Texas Health's retraction about EHR flaw may set a dangerous precedent

Is anyone else as concerned as I am about Texas Health Presbyterian Hospital Dallas' actions these past few days?

And I'm not just talking about the clearly troublesome misdiagnosis of Thomas Eric Duncan, who was sent home from the hospital's emergency department despite having the Ebola virus, and ultimately died from the disease.

I also am referring to the hospital's waffling of the mistake.

First, Texas Health Presbyterian admitted that it had a workflow problem with its electronic health record, claiming that while the nurse who conducted the intake duly included the fact that Duncan had been in Liberia and possibly exposed to the Ebola virus, a "flaw" in the EHR system failed to display that information to the treating physician, contributing to--if not causing--the missed diagnosis. The hospital even stated that it had corrected the problem.
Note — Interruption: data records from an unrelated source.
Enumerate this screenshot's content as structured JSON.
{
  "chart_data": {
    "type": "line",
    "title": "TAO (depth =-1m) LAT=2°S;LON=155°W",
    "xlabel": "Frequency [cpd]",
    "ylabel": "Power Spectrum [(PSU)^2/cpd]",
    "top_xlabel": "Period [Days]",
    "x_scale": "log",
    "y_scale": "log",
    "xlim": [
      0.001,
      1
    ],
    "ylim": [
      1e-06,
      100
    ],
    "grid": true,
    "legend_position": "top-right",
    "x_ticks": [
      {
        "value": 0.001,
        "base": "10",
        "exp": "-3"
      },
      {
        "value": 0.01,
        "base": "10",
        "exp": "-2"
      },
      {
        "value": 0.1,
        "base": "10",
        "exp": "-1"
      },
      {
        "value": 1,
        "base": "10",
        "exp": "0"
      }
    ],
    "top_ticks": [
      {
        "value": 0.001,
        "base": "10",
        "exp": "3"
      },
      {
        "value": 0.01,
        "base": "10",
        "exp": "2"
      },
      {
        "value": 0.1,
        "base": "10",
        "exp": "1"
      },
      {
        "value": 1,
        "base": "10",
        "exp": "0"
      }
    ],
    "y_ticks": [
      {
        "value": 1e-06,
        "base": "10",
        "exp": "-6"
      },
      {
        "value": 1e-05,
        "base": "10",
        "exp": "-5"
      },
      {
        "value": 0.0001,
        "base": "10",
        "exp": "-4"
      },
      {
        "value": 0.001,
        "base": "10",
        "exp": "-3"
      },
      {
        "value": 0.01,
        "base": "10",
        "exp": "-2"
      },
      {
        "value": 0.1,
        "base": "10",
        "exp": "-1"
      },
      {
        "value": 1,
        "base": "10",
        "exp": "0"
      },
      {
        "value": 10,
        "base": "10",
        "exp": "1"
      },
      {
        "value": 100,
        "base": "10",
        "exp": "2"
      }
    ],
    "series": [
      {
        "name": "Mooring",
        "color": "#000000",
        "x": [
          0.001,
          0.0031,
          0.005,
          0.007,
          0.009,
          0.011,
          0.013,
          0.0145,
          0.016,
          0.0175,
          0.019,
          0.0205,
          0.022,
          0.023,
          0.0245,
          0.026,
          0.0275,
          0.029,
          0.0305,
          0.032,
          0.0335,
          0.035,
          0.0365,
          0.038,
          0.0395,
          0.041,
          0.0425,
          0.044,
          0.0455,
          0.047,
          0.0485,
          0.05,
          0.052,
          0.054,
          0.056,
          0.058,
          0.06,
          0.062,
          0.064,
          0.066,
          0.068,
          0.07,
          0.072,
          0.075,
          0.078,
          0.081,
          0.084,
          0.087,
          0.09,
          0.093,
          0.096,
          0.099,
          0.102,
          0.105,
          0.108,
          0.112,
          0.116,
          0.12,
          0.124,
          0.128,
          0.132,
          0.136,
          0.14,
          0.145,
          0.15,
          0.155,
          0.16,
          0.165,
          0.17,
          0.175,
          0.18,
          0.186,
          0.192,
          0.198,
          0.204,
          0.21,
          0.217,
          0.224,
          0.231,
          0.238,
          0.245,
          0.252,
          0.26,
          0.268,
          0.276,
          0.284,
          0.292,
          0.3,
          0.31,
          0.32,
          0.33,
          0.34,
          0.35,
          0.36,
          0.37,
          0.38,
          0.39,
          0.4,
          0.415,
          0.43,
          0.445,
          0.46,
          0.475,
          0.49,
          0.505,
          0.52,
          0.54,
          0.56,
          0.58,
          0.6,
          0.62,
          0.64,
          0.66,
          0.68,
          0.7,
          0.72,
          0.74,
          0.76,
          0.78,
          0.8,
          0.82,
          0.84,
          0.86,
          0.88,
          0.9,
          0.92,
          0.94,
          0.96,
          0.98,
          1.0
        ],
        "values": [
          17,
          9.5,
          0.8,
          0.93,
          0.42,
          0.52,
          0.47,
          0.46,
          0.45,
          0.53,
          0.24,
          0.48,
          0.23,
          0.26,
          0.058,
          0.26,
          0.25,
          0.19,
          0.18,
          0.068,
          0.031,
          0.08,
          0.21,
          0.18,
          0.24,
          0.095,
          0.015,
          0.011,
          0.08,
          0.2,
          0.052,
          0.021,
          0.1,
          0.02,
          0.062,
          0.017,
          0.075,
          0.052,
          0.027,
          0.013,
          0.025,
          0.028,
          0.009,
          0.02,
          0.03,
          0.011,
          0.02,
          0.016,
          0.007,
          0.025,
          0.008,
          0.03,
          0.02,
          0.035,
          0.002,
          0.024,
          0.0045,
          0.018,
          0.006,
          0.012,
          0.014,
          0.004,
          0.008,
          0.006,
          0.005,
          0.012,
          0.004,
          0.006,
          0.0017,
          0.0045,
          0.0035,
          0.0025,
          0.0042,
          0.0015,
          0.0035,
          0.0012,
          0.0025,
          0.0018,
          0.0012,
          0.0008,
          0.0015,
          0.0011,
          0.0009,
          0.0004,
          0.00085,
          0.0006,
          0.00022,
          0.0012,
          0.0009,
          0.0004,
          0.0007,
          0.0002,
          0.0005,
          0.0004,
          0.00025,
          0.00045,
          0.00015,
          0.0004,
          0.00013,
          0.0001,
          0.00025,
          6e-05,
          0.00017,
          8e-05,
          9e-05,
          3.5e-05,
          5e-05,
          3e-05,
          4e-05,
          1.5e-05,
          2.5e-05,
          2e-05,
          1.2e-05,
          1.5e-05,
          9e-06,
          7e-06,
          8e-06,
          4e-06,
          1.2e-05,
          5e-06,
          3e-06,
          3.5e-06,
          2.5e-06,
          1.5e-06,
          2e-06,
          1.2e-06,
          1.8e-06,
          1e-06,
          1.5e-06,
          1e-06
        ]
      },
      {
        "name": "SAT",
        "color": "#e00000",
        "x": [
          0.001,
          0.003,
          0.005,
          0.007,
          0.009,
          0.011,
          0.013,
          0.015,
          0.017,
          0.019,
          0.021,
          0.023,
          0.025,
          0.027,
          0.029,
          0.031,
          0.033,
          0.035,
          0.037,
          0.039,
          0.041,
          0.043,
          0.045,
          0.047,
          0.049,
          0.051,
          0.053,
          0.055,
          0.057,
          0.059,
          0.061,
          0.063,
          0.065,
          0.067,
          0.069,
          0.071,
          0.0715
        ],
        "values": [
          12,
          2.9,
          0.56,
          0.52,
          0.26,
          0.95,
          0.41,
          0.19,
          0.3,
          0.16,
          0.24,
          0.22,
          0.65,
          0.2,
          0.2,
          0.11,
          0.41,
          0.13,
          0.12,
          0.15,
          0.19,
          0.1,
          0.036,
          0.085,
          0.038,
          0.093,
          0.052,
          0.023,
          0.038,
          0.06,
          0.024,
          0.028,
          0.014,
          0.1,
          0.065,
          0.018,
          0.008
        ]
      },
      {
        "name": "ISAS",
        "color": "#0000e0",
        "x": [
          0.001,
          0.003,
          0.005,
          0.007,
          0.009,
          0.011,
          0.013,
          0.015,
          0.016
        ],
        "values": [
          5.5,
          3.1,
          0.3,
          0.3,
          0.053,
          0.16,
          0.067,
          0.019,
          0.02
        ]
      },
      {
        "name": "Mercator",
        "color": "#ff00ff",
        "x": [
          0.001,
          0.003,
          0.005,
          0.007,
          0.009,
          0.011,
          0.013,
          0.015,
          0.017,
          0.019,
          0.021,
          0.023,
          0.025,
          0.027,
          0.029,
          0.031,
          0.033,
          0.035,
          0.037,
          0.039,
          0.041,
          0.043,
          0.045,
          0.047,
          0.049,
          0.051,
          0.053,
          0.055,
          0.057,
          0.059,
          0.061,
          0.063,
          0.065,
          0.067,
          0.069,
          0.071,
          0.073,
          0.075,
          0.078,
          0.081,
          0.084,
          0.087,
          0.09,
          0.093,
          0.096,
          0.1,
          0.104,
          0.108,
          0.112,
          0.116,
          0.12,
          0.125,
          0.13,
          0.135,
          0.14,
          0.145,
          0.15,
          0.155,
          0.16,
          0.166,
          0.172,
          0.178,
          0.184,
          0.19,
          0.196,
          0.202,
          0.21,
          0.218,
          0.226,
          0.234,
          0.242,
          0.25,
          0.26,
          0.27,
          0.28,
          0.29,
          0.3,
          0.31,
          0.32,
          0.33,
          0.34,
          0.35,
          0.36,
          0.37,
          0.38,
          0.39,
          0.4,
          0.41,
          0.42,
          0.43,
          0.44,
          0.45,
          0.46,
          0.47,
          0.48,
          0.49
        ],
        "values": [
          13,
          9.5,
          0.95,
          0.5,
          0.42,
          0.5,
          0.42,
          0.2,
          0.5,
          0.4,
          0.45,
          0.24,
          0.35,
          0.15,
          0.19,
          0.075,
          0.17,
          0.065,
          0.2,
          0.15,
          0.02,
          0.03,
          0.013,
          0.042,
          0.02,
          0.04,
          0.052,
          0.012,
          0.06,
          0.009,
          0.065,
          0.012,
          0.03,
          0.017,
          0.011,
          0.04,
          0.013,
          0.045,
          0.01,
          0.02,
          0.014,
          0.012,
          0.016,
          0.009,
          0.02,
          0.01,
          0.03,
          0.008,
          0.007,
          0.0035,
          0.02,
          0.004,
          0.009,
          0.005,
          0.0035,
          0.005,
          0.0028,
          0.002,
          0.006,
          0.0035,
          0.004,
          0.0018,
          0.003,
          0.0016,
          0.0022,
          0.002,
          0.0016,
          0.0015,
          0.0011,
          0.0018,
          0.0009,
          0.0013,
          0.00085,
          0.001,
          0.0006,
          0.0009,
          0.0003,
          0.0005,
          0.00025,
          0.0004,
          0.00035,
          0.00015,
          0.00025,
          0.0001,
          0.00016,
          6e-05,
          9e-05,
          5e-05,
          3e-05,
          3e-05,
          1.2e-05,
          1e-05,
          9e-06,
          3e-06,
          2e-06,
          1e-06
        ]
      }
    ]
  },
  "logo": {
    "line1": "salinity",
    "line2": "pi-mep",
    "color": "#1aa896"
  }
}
Just one day later, the hospital retracted its statement, saying that "there was no flaw in the EHR" and that the full clinical team had access to Duncan's travel information. Evidently Epic, the EHR vendor that created the system, quickly jumped in and notified media outlets about the retraction. There has been speculation that Epic invoked a gag clause in its contract with the hospital in order to pressure it to make the retraction, although Epic officials told Politico that there is no gag clause in its contracts and that it "had no legal input or participation in our root cause analysis discussions with Texas Health staff on this issue."

There is so much wrong with this picture.

For one thing, Texas Health has provided no alternative explanation for why the misdiagnosis occurred. Without the "EHR flaw" defense, it has thrown itself and its physicians under the bus and set itself up for a multitude of malpractice and other lawsuits from Duncan's family, other patients and staff, not to mention scrutiny from OSHA, the Joint Commission and other investigative bodies. The hospital is basically admitting incompetence.

But if the problem really was a design flaw, and Texas Health can't alert other providers about it, then the industry has even bigger problems.

First, if a design flaw truly contributed to the adverse patient safety event, then the hospital should not accept total fault for the mistake when, in truth, this is a shared liability and responsibility.

But more importantly, if Texas Health did make the retraction due to the invoking of a gag clause, then what does that say about patient safety and EHRs?  Will this have a chilling effect on other providers, afraid of the vendor Goliaths out there? If a hospital can't be honest and report a design flaw, then these flaws won't be corrected, except perhaps within the system that suffers it.

Providers have been complaining against poor EHR design for years, worried that they not only impede workflow but that they create new patient safety problems. And vendors have been resisting suggestions that they be required to report design flaws that could adversely impact patient safety. The HIMSS EHR Association in June 2013 developed a "voluntary" code of conduct, but it allows provider reporting of design flaws only in limited circumstances, and not to the public, the way Texas Health did. The U.S. Department of Health and Human Services also has not required vendors to report design problems that could affect patient safety, instead embracing voluntary reporting.

The Texas Health situation may be setting a dangerous precedent. This is a major world health crisis for which providers worldwide are trying to prepare. If truly the mistake Texas Health made in releasing Duncan was its mistake alone, so be it.

But if there really was a design flaw, then every provider--and every vendor--needs to know about it, evaluate whether it has the same problem, and correct it.